The mood of the film begins to change once the camera follows the two women into the kitchen, instantly adding unforeseen degrees of intimacy to the interaction. Tins are opened, an old recipe notebook is found and then there is a search for a particular ingredient which must go into the one-dish meal.
“Let’s make it without the saffron” says Aditi, the daughter. “No” says the mother, underlining her striving for perfection in every area of life. And then, one tin reveals a long-lost bottle of French perfume Sarojini believed to have been broken long ago. “I hated that smell” cries Aditi, “because it reminded me of your absence.”
The use of the kitchen further offers a perceptive insight into its own positional identity as a site of bridging woman-to-woman relationships within the home to the fore.

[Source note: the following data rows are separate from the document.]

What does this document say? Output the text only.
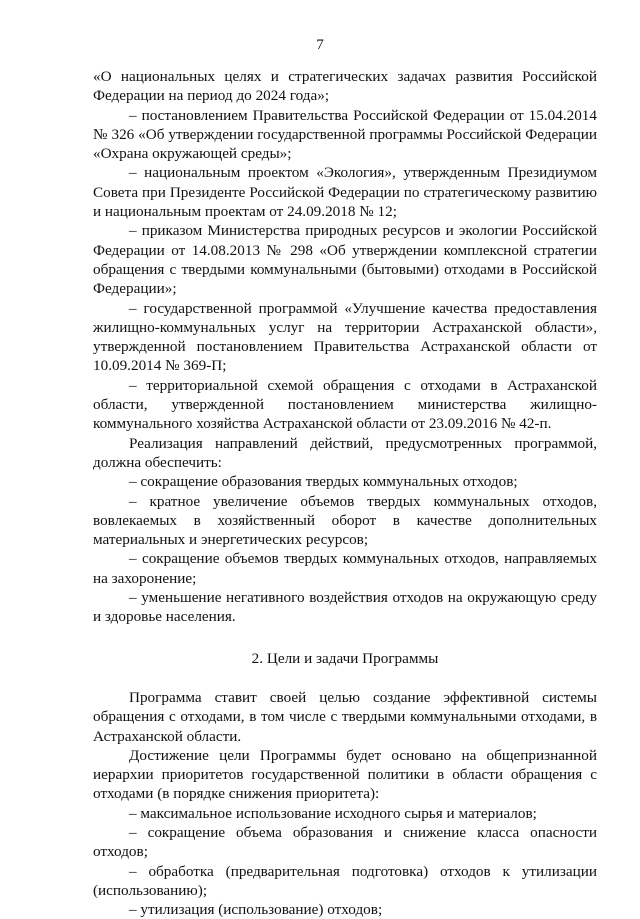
7

«О национальных целях и стратегических задачах развития Российской Федерации на период до 2024 года»;

– постановлением Правительства Российской Федерации от 15.04.2014 № 326 «Об утверждении государственной программы Российской Федерации «Охрана окружающей среды»;

– национальным проектом «Экология», утвержденным Президиумом Совета при Президенте Российской Федерации по стратегическому развитию и национальным проектам от 24.09.2018 № 12;

– приказом Министерства природных ресурсов и экологии Российской Федерации от 14.08.2013 № 298 «Об утверждении комплексной стратегии обращения с твердыми коммунальными (бытовыми) отходами в Российской Федерации»;

– государственной программой «Улучшение качества предоставления жилищно-коммунальных услуг на территории Астраханской области», утвержденной постановлением Правительства Астраханской области от 10.09.2014 № 369-П;

– территориальной схемой обращения с отходами в Астраханской области, утвержденной постановлением министерства жилищно-коммунального хозяйства Астраханской области от 23.09.2016 № 42-п.

Реализация направлений действий, предусмотренных программой, должна обеспечить:

– сокращение образования твердых коммунальных отходов;

– кратное увеличение объемов твердых коммунальных отходов, вовлекаемых в хозяйственный оборот в качестве дополнительных материальных и энергетических ресурсов;

– сокращение объемов твердых коммунальных отходов, направляемых на захоронение;

– уменьшение негативного воздействия отходов на окружающую среду и здоровье населения.

2. Цели и задачи Программы

Программа ставит своей целью создание эффективной системы обращения с отходами, в том числе с твердыми коммунальными отходами, в Астраханской области.

Достижение цели Программы будет основано на общепризнанной иерархии приоритетов государственной политики в области обращения с отходами (в порядке снижения приоритета):

– максимальное использование исходного сырья и материалов;

– сокращение объема образования и снижение класса опасности отходов;

– обработка (предварительная подготовка) отходов к утилизации (использованию);

– утилизация (использование) отходов;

Despite the fact that none of the women, mother or daughter, are particularly traditionally “domestic” (neither is a housewife or adheres to typical roles ascribed to women), the fact that their tensions and contrasts play out in the kitchen underlies the inherent performativity of gender that defines characters, both in good films, or in real life, in spite of themselves.
But even though it is in the kitchen, the appearance of the perfume bottle breaks the illusion of domesticity, in a way linking both the characters’ acceptance and simultaneous defiance of gender roles.
Having played its role, it recedes once more into the background, allowing the mother and daughter to re-occupy centre-stage and reclaim their chosen personalities in the world.
The conflict is resolved in the end as truths unravel, forcing the two women to step out of their guarded silences and begin to talk.
Ghosh draws a psychological portrait of a mother-daughter relationship placed in a definite ideological, topical and social context. Aditi’s dilemma arises from the real and perceived threats her mother’s celebrity status posed to her own identity and interpersonal relationships. When her boyfriend tries to back out of a more permanent arrangement with her, she blames it on her mother’s stardom.
Her upbringing is marred by the psychological exploitation her father meted out to her in his desire to get even with a wife, whose fame, power and talent underscore his essential ordinariness as her husband.
Aditi hates the celebrity status she is heir to because of the negative associations they hold for her. In more recent years, films like Qala (2022), which drew on a similar mother-daughter plotline before diverging into a darker tale of fame and deception, and others, have tried to recreate the mother daughter dynamic, but rarely has any come close to the finesse of Ghosh’s quiet masterpiece.